3.2. Door de dood vervalt het recht tot strafvordering (art. 69 Sr) alsmede het recht tot uitvoering van de straf of maatregel, met uitzondering van de maatregel tot ontneming van wederrechtelijk verkregen voordeel (art. 75 Sr). De memorie van toelichting bij het wetsvoorstel dat heeft geleid tot de wet van 10 december 1992 tot wijziging van het Wetboek van Strafrecht en het Wetboek van Strafvordering en enkele andere wetten ter verruiming van de mogelijkheden tot toepassing van de maatregel van ontneming van wederrechtelijk verkregen voordeel en andere vermogenssancties (Stb. 1993, 11) houdt dienaangaande onder meer het volgende in:
"Er is naar het oordeel van de ondergetekende wel een andere consequentie te trekken uit het maatregelkarakter van de door art. 36e Sr bestreken sanctie. Deze ligt in de relatie tussen haar uitvoerbaarheid en het al of niet in leven zijn van degene aan wie de maatregel is opgelegd. De werkgroep heeft in haar eindrapport gesteld niet zo ver te willen gaan de maatregel ook nog toepasselijk te laten zijn wanneer de dader inmiddels is overleden. Dat is te billijken wanneer een vervolging nog niet tot de (onherroepelijke) oplegging van de maatregel heeft geleid. Minder vanzelfsprekend is het verval van het recht tot tenuitvoerlegging door de overheid van een ontnemingsmaatregel als gevolg van de na de oplegging ingetreden dood van degene aan wie zij is opgelegd." (Kamerstukken II 1989-1990, 21 504, nr. 3, p. 9)
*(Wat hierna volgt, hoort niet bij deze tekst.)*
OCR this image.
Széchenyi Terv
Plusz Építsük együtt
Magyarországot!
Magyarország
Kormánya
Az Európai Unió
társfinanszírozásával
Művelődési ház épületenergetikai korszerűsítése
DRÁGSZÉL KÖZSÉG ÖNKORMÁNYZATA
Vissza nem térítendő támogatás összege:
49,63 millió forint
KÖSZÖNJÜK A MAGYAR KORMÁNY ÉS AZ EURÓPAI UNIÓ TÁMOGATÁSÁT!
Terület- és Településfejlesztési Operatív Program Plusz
3.3. Mede gelet hierop moet art. 69 Sr aldus worden uitgelegd dat door de dood van de betrokkene niet alleen het recht tot het instellen of voortzetten van een strafvervolging tegen hem vervalt, maar ook het recht tot het aanvangen of voortzetten van een procedure tegen hem tot ontneming van wederrechtelijk verkregen voordeel.
3.4. Uit het voorgaande vloeit voort dat de bestreden uitspraak niet in stand kan blijven en dat als volgt moet worden beslist.
4. Beslissing
De Hoge Raad:
vernietigt de bestreden uitspraak, behalve voor zover daarbij de uitspraak van de Rechtbank is vernietigd;
verklaart de Officier van Justitie alsnog niet-ontvankelijk in zijn vordering.
Dit arrest is gewezen door de vice-president F.H. Koster als voorzitter, en de raadsheren A.J.A. van Dorst, B.C. de Savornin Lohamn, W.A.M. van Schendel en H.A.G. Splinter-van Kan, in bijzijn van de griffier S.P. Bakker, en uitgesproken op 18 maart 2008.